Pero hubo un grupo de personas que sentían que podían decir algo a la gente, artistas que estaban conscientes del poder de su imaginación y del impacto social de su creatividad, entre ellos había un manco en particular llamado José Clemente Orozco.
Tapatío y con bigote corto. Este hombre que pintaba bien, hizo imágenes que hablan de historia, de ideales, de fuego y de muerte. Sus trazos no mienten y con su única mano, que parecía la de veinte hombres, plasmó una preocupación que actualmente esta sedada en los artistas contemporáneos. Una responsabilidad social que lo encausó a narrarle a los del presente y los del futuro acerca de los del pasado.
Ahora puede parecer molesto tener que recordar algo que queda tan atrás. Incluso borramos la historia nuestra, por darle prioridad a estrategias pedagógicas en pos de la modernidad y la efectividad. Resulta más importante un mingitorio en un museo (sin menospreciar su valor), que la escuela, las técnicas y los procesos de los muralistas mexicanos. Está bien saber de las rupturas vanguardistas europeas y es muy sano saberlo. Pero lo que no es inteligente, es olvidar lo poco que tenemos aquí, ni aferrarnos con ciega devoción a una tradición casi extinta: El muralismo.
Creo que no está demás cuestionar por qué no nos enseñan a pintar las paredes con la maestría que alguna vez se hizo.

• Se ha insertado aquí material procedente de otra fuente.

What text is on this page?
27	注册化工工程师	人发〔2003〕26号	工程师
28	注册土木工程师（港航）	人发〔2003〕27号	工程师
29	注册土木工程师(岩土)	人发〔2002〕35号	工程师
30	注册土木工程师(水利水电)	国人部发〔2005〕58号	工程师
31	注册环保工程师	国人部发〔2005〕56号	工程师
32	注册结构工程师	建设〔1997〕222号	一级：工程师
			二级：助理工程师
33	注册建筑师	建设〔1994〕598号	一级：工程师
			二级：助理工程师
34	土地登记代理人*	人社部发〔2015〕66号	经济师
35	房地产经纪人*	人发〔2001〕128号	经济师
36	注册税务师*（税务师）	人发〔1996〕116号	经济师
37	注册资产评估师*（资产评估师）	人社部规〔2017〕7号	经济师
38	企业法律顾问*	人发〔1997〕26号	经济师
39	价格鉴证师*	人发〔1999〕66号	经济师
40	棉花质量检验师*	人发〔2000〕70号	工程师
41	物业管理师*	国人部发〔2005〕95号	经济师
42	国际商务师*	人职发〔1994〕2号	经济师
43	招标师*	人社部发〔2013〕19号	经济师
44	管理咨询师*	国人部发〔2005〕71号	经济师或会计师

En pensar ¿Porqué permitimos que borren en los libros de texto, la historia prehispánica para mandar a los alumnos a un taller de carpintería? ¿Porqué contemplamos con paciencia, el recorte presupuestal en las áreas de cultura y educación, para fortalecer la violencia? ¿Porqué financiamos una guerra? ¿Estamos de acuerdo con los métodos de enseñanza artística? ¿Por qué no decimos nada?
Aprendí cosas importantes acerca de la ruptura y del olvido; en una ocasión conocí el trabajo de un compañero que consistía en romper platos y armar con los trozos un plato nuevo y raro: La ruptura deja escombros de oro, mientras que el olvido lo devora todo.
Orozco vino en una tarde de domingo a recordarme estas cosas, no con los bocetillos que abundaban en la exposición sino con las fotos mal trabajadas de sus murales en todo el país y los murales dentro del museo.
Si bien la exposición que se encuentra en el museo de San Idelfonso, puede interpretarse como un intento desesperado por confirmar un sobrevalorado espíritu nacionalista, muestra aspectos muy interesantes fuera de las ideologías políticas, que exhiben un humor ácido para consolar una visión bastante trágica del pasado.
Orozco hizo con su obra un melodrama sobre la historia mexicana, un hombre impulsado por el frágil espíritu de renovación proveniente de la revolución, a pintar en las paredes de edificios gubernamentales imágenes que hablan del mal gobierno, de rebeldía, de sumisión, de dolor y de ausencia.
En este recorrido me llamó la atención ver que los que verdaderamente ganaron la revolución, Orozco los muestra aún como derrotados, imágenes que hablan de una verdad que a más de un lustro pesa más y más: los mexicanos estamos derrotados ante un anhelo de modernidad. Protegidos en agonía por una Malinche que no sabe decir no. Y perdidos como pueblo porque los que proponen el camino están ausentes o tienen miedo.
La única manera de alcanzar la modernidad es atendiendo nuestra obsoleta presencia y rompiendo nuestra cultura por medio de la creatividad y la experimentación, para armar el caos de los aciertos y lo errores. Romperlo otra vez y esperar. Por último responder a las consecuencias sean malas o buenas.